Temporary but Secure
By: Rabbi Barak Bar-Chaim
The human need for security, stability and control is incredibly strong. The feeling of being vulnerable is a most unpleasant one. It is a feeling that propels one to seek security and safety. The epic work Duties of the Heart, written by Bahya ibn Paquda in the 11th century, notes that all human beings rely on something to relieve the uncomfortable feeling of insecurity and vulnerability. Some rely predominantly on friends, others on family, others on financial resources and most on a combination of the above.

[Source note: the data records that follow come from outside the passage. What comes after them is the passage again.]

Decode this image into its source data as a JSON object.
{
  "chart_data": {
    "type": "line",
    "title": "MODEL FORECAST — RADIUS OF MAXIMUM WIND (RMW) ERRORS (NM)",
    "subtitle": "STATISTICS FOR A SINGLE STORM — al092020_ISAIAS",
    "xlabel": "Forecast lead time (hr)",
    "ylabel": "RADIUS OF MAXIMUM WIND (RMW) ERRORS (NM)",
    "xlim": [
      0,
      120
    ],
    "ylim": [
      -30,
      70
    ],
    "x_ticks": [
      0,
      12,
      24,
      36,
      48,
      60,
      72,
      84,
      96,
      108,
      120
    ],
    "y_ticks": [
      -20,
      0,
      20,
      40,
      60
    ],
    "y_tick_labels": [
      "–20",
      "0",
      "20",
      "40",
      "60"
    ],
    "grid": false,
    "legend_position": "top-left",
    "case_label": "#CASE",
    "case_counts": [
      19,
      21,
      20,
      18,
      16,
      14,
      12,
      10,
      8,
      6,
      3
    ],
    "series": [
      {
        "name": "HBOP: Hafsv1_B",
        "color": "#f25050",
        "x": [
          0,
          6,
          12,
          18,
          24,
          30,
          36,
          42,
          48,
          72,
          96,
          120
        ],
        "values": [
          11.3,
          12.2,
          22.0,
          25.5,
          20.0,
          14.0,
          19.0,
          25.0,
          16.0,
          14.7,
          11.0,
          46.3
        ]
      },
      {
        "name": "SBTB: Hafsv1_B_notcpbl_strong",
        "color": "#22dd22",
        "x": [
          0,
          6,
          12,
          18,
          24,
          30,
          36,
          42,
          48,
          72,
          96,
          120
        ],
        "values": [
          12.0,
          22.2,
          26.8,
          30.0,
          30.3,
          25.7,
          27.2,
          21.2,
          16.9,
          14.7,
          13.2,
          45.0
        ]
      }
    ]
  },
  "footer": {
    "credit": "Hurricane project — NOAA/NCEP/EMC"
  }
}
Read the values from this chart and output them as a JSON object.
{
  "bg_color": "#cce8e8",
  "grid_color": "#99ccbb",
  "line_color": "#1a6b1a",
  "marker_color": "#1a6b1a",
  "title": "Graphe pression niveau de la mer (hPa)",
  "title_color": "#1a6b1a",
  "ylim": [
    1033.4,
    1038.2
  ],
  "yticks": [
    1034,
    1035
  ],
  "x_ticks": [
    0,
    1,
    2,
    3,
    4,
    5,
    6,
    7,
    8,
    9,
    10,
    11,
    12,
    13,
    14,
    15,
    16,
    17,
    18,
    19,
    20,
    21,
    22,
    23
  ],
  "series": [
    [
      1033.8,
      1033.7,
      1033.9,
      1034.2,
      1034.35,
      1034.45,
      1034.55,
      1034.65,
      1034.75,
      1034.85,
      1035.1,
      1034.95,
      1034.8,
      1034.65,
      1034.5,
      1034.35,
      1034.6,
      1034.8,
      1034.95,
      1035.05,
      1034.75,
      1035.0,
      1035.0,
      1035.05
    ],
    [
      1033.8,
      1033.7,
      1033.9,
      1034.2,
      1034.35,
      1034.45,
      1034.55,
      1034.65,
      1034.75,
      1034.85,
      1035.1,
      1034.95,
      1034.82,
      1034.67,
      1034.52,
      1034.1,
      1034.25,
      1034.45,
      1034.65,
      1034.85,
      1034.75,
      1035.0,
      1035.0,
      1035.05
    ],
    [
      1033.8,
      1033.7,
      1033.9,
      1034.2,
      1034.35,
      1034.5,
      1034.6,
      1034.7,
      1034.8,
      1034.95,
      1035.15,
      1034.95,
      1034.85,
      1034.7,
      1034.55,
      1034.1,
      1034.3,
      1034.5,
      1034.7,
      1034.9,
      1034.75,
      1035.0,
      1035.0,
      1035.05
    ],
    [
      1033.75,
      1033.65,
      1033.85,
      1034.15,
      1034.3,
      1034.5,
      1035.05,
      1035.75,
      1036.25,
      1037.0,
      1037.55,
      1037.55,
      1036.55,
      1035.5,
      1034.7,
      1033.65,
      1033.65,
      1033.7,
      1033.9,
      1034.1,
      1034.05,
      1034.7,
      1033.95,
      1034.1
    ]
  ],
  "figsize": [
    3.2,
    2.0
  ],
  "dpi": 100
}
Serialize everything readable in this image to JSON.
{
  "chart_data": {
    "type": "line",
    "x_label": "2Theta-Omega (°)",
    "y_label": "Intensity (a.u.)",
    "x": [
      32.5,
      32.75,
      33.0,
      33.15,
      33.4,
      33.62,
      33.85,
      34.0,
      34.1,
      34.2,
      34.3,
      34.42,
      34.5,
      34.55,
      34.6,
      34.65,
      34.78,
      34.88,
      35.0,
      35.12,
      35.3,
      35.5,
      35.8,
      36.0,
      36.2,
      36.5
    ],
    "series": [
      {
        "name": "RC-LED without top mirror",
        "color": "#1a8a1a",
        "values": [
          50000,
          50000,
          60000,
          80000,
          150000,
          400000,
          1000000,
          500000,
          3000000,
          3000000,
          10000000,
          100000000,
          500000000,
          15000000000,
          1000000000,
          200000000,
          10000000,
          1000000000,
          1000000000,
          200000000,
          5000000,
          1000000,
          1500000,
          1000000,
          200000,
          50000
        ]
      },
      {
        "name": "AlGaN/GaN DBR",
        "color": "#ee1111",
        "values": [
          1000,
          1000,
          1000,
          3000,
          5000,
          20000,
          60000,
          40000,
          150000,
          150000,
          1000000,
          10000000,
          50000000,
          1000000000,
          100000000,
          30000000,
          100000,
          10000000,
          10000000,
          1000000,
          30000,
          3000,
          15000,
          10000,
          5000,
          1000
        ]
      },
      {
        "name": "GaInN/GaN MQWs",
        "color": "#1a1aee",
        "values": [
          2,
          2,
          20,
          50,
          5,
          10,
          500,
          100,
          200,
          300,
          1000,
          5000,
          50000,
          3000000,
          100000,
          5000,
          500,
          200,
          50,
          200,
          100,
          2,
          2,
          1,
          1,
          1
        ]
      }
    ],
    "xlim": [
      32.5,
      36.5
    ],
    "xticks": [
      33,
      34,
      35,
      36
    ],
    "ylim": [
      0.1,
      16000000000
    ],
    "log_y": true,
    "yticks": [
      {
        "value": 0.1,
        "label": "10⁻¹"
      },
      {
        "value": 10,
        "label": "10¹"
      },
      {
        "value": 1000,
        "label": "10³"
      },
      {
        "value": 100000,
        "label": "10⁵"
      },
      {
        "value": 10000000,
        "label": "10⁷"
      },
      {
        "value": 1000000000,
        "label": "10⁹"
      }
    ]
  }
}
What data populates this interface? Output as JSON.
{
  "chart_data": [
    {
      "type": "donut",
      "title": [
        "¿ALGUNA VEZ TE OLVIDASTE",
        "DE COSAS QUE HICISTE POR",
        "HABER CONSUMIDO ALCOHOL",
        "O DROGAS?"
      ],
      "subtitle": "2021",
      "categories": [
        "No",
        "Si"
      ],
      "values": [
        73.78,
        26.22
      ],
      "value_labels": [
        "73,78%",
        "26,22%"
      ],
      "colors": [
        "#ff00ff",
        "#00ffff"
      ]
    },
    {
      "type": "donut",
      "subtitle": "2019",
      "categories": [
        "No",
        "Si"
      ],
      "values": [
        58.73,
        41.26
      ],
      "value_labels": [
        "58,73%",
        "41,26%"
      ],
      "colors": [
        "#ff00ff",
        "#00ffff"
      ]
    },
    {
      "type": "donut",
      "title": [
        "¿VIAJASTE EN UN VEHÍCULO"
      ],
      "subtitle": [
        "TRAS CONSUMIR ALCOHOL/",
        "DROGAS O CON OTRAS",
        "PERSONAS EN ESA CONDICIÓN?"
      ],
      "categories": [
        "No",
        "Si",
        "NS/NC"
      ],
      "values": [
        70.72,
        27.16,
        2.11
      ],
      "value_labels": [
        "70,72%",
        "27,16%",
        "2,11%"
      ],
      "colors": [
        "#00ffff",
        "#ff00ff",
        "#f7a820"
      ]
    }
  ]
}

I write this as I sit in my home awaiting Matthew, a dreadfully powerful storm. I hope and pray for the safety of everyone at this time. I do not know whether our brick homes with hurricane proof glass and shutters would provide resistance to a direct hit from a category 5 hurricane. Despite incredible technological advances in our modern world we all remain vulnerable to natural disasters. We are all unfortunately vulnerable to illness and disease, heaven forbid. Somehow, even in our wonderful secure modern world, the feeling of vulnerability persists.
“Even though it is a mitzvah to rejoice on all the festivals, there was an additional celebration in the Temple on the festival of Sukkot, as [Leviticus 23:40] commands: “And you shall rejoice before God, your Lord, for seven days.” (Maimonides, Laws of Shofar, Sukkah Velulav 8,12)
Sukkot is the holiday which we refer to as Zman Simchateinu, the time of our happiness. We are commanded to leave our secure permanent homes and enter flimsy, temporary structures, exposed to the natural elements of sun, wind and rain. Surely we would be more comfortable and joyous in our sturdy secure homes?
The ten days of repentance from Rosh Hashanah through Yom Kippur awakens us to the realization that we are completely and absolutely in the hands of Hashem. He is our protector and redeemer. This notion fills us with the joy and the confidence that it is not only our secure homes, financial resources and social support system on which we rely, but that our ultimate security can only be found by relying on our Father in Heaven. This is the tremendous joy of the Sukkot holiday.